Additional features implemented:

  • Implemented Federated Proximal [1]
  • Insert the simulation of out of battery device (devices which do not send weights)
  • Simulation of more devices (greater than 3)
  • Adding a new dataset
  • Make and analysis different experiments on both dataset

Setup

This setup is just for a simulation

Requirements

  • Ganache
  • IPFS
  • Miniconda
    • eth-brownie
    • cuda
    • tensorflow
    • opencv-python
    • pandas
    • scikit-learn

base deactivate

conda deactivate

environment creation

conda create --name blockchain_project python=3.9

activation

conda activate blockchain_project

pip update

python -m install pip --upgrade pip

cuda installation

conda install -c conda-forge cudatoolkit=11.2 cudnn=8.1.0

tensorflow=2.10 installation

pip install "tensorflow<2.11"

opencv-python installation

pip install opencv-python

pandas installation

pip install pandas==1.5.3

eth-brownie installation

pip install eth-brownie

scikit-learn installation

pip install scikit-learn

ganache installation

https://trufflesuite.com/ganache/

ipfs installation

https://github.com/ipfs/ipfs-desktop/releases

add network brownie

brownie networks add Ethereum fl-local host=http://127.0.0.1:7545 chainid=5777 timeout=3600

check network

brownie networks list

Running

This is just a simulation. For concurruncy problems on training on the same GPU, the collaborator.py script contains a loop that trains the different hospital model instances one at time in sequence.

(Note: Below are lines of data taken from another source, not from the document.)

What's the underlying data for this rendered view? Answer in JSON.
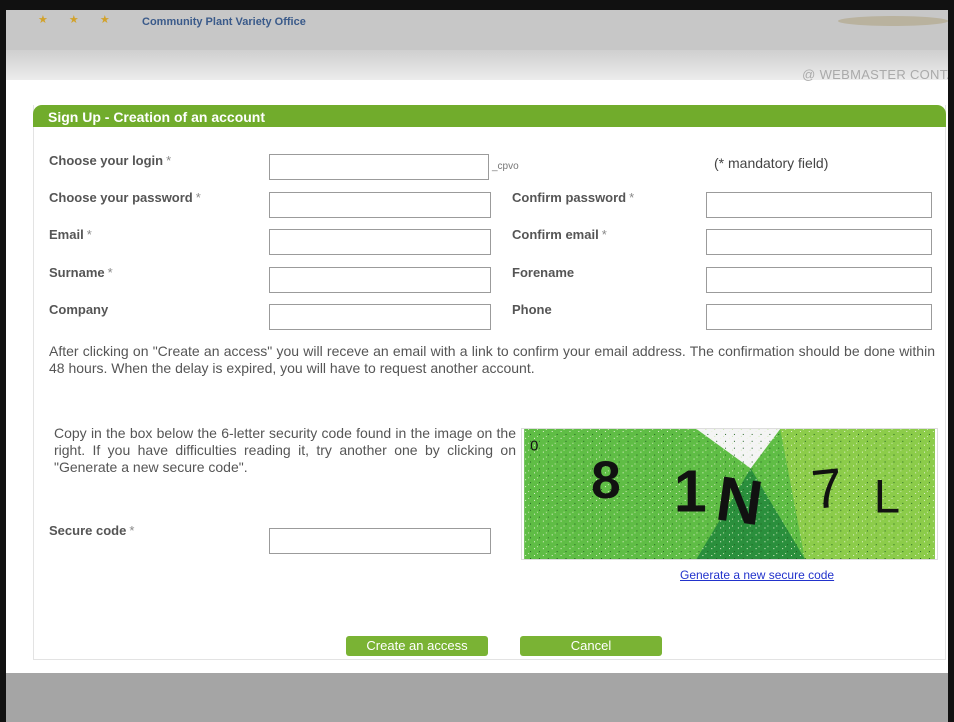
{
  "header": {
    "stars": "★ ★ ★",
    "org_name": "Community Plant Variety Office",
    "webmaster": "@ WEBMASTER CONTA"
  },
  "modal": {
    "title": "Sign Up - Creation of an account",
    "mandatory_note": "(* mandatory field)",
    "login_suffix": "_cpvo",
    "fields": {
      "login": {
        "label": "Choose your login",
        "required": "*",
        "value": ""
      },
      "password": {
        "label": "Choose your password",
        "required": "*",
        "value": ""
      },
      "confirm_password": {
        "label": "Confirm password",
        "required": "*",
        "value": ""
      },
      "email": {
        "label": "Email",
        "required": "*",
        "value": ""
      },
      "confirm_email": {
        "label": "Confirm email",
        "required": "*",
        "value": ""
      },
      "surname": {
        "label": "Surname",
        "required": "*",
        "value": ""
      },
      "forename": {
        "label": "Forename",
        "value": ""
      },
      "company": {
        "label": "Company",
        "value": ""
      },
      "phone": {
        "label": "Phone",
        "value": ""
      },
      "secure_code": {
        "label": "Secure code",
        "required": "*",
        "value": ""
      }
    },
    "info_text": "After clicking on \"Create an access\" you will receve an email with a link to confirm your email address. The confirmation should be done within 48 hours. When the delay is expired, you will have to request another account.",
    "captcha_instructions": "Copy in the box below the 6-letter security code found in the image on the right. If you have difficulties reading it, try another one by clicking on \"Generate a new secure code\".",
    "captcha": {
      "code_chars": [
        "0",
        "8",
        "1",
        "N",
        "7",
        "L"
      ],
      "colors": {
        "light": "#5fbd45",
        "mid": "#8ccc4a",
        "dark": "#2a8f3c",
        "white": "#f4f4f4"
      }
    },
    "generate_link": "Generate a new secure code",
    "buttons": {
      "create": "Create an access",
      "cancel": "Cancel"
    }
  },
  "colors": {
    "accent": "#71ac2c",
    "button": "#7ab334",
    "link": "#2233cc"
  }
}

In a real time scenario, with more than one peer, it is possible to run the different learnings at the same time and it works in the same way.

setup first time

It is possible to choose the dataset, inserting the parameter, "brain_tumor" it will be used the brain tumor dataset, if the dataset is not sepcify it will be used the Alzheimer dataset

For Brain Tumor:

brownie run .\scripts\setup.py main brain_tumor --network fl-local

For Alzheimer

brownie run .\scripts\setup.py main --network fl-local

setup after first time

brownie run .\scripts\setup.py --network fl-local

The number of devices is choosen by the constants

run collaborator

brownie run .\scripts\collaborator.py --network fl-local

It is possible to insert the parameter "out" to randomly select the option "devices out of battery". The number of devices out of battery can be selected by the constants, instead the device out of battery and the round which they do not send the weights is randomly select.

brownie run .\scripts\collaborator.py out --network fl-local

Notes: In this configuration you need to wait 3600 s to validate if a device send the weights or not, it possible to change the time to wait, changing the constants TIMEOUT_SECONDS and TIMEOUT_DEVICES for simulation purpose.

run federated_learning

another shell

brownie run .\scripts\manager.py --network fl-local

It is possible to use the parameter FedProx to specify the using of Federated Prox technique.

brownie run .\scripts\manager.py FedProx --network fl-local

Experiments Analysis

In the repo, the notebook experiments_analysis contains all the analysis/plot of the different simulations.

Authors

  • Lorenzo Cassano
  • Jacopo D'Abramo

References

[1]: Li, Tian, et al. "Federated optimization in heterogeneous networks." Proceedings of Machine learning and systems 2 (2020): 429-450.